Russia says Bulgaria’s refusal of flyovers to Syria is a U.S. plot
Bulgaria has rejected a request from Moscow to allow Russian military transports to overfly its airspace en route to Syria.
The Kremlin says the planes are carrying humanitarian aid, but Washington sees them as part of an escalating Russian military role in Syria’s civil war and has reportedly sought to block them.
A senior Russian diplomat called the denied flyover permission a sign that Bulgaria has subjugated its foreign policy to the whims of Washington. A prominent Russian academic said the United States was out to “humiliate” Russia.
Russian officials confirmed in statements carried by Kremlin-influenced media that the Defense Ministry had requested that the governments in Bulgaria and Greece allow Russian military aircraft to fly through their airspace between Sept. 1 and Sept. 24 to deliver “relief aid” to war-torn Syria.
“We have enough information to express doubts [about] what Russia says these planes are transporting, humanitarian aid,” Bulgarian Foreign Ministry spokeswoman Betina Zhoteva told the Bloomberg news agency in Sofia.
Greek Foreign Ministry spokesman Constantinos Koutras told the Associated Press in Athens that it was still weighing whether to allow the Russian flights.
Officials in both Bulgaria and Greece have said they have been asked by the United States not to allow the overflights.
A more direct air route from Russia to the Syrian port of Tartus -- where the Kremlin maintains a Cold War-era naval base, and an international airport 35 miles away -- would overfly the Black Sea and Turkish territory. But the government in Ankara three years ago forced down a purported Russian passenger jet flight in Turkish airspace and found the plane to be carrying an air-defense radar system for Syria. Turkey has since denied Russia flyover of its territory, forcing the aircraft to instead reach the Mediterranean Sea via Bulgarian and Greek airspace.
U.S. intelligence sources last week told the Los Angeles Times in Washington that recent satellite imagery shows a significant buildup of Russian arms and equipment in Syria’s Latakia province, a stronghold of President Bashar Assad.
Russia has been a steadfast ally of Assad throughout the Syrian civil war, now in its fifth year and feeding an exodus of refugees inundating Europe this summer.

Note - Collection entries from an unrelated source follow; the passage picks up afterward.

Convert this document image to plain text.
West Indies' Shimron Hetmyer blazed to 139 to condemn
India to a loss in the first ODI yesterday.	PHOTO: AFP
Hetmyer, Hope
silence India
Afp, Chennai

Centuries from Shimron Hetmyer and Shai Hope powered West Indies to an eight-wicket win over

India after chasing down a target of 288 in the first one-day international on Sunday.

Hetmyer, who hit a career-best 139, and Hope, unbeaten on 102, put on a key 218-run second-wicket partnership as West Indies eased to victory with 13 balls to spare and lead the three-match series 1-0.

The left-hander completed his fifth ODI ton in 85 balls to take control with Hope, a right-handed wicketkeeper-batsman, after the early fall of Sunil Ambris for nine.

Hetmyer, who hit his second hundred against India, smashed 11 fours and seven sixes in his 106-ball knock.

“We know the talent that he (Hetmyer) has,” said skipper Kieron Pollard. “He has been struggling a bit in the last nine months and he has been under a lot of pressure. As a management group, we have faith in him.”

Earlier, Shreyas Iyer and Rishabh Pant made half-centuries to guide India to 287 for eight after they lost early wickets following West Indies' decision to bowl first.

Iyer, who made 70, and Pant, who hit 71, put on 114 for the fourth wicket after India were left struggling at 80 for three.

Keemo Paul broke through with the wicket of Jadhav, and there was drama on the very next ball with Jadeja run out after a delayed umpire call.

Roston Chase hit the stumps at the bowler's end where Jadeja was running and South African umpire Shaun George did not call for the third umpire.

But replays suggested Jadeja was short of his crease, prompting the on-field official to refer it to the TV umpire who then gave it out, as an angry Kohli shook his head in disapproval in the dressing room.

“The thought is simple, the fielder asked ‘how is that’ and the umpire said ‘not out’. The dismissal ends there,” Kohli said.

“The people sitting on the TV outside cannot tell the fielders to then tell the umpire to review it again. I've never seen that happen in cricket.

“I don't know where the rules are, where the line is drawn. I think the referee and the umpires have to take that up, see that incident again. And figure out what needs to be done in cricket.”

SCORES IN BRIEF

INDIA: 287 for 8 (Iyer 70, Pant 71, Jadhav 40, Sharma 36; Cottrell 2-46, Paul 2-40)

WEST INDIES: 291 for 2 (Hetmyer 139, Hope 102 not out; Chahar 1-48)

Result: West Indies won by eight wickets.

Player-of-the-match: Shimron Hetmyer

U.S. Secretary of State John F. Kerry called Russian Foreign Minister Sergei Lavrov over the weekend to voice the Obama administration’s concern about the apparent escalation of Russia’s involvement in the Syrian conflict. A State Department statement said Kerry warned his counterpart that any enhanced Russian military activity in Syria threatened to intensify the conflict that has killed 250,000, according to United Nations’ estimates.

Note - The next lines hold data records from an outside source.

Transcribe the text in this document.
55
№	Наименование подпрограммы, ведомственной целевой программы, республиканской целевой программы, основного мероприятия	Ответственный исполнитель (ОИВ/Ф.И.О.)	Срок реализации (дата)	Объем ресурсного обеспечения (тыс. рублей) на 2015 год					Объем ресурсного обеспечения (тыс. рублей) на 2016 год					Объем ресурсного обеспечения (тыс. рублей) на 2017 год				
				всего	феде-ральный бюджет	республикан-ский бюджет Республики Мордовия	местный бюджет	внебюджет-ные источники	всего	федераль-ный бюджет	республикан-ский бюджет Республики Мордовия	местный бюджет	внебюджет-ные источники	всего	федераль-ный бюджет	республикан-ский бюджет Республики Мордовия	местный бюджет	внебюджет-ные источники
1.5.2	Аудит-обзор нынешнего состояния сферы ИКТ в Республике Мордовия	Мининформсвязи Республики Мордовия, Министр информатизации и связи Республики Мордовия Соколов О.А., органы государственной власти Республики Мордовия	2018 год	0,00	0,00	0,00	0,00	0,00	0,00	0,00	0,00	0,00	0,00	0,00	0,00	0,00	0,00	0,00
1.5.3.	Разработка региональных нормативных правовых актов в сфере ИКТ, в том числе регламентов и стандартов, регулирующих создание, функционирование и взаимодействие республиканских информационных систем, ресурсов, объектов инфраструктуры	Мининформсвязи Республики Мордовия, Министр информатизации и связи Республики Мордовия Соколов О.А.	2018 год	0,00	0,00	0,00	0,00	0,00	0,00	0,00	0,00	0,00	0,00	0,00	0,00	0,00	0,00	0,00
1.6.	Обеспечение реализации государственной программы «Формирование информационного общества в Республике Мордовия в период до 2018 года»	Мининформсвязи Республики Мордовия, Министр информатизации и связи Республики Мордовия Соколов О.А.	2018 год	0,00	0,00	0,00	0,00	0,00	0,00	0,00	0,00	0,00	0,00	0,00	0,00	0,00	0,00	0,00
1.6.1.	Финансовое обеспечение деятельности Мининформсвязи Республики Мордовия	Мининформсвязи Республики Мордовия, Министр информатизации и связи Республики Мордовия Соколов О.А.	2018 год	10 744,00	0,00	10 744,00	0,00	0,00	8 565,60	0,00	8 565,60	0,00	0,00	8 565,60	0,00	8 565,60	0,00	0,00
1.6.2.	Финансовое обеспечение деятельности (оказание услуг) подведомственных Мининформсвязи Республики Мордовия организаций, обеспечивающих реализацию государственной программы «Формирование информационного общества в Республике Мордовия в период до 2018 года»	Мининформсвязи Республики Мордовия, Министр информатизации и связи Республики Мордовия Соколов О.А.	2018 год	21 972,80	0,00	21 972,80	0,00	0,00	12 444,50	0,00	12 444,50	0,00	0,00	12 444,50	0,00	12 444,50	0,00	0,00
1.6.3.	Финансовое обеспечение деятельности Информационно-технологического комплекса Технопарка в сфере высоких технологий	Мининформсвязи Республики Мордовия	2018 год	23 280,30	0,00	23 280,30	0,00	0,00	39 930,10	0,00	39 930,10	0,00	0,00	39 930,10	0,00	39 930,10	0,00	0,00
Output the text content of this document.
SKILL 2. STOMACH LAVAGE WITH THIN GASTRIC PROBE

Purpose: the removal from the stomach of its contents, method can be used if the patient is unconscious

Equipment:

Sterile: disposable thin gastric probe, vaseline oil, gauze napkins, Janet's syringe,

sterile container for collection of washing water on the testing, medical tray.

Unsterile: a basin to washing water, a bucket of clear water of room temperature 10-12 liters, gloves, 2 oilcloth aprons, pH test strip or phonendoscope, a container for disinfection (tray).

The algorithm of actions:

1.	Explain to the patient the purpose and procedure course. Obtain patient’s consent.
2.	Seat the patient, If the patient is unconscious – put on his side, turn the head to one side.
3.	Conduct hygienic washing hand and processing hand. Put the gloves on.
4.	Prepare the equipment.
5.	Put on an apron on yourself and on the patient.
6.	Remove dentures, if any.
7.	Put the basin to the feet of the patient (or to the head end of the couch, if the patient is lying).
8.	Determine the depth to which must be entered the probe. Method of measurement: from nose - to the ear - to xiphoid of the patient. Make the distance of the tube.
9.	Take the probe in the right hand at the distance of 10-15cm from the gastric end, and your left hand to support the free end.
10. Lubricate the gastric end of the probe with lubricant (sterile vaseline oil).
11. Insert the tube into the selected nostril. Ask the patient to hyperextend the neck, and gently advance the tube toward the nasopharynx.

Russian President Vladimir Putin has denied that increased Russian activity in Syria is a military buildup.
Bulgaria’s capitulation to U.S. demands that it bar Russian overflights “raises a question about [Bulgaria’s] sovereign right to make decisions about foreign planes crossing its airspace,” Russian Deputy Foreign Minister Mikhail Bogdanov told the Interfax news agency.
In a commentary carried by Russia’s official Tass news agency, Yevgeny Satanovsky, president of the Russian Institute of Middle East Studies, called the Bulgarian denial of Russian overflight the result of U.S. pressure on its NATO ally to sideline Russia and its recent diplomatic initiative to bring an end to the Syrian conflict.
“The situation is caused by a desire to harm Russia. It is being said absolutely openly that the task is to humiliate and down Russia,” Satanovsky said, claiming a secondary motive was “to shake and destabilize Putin’s regime.”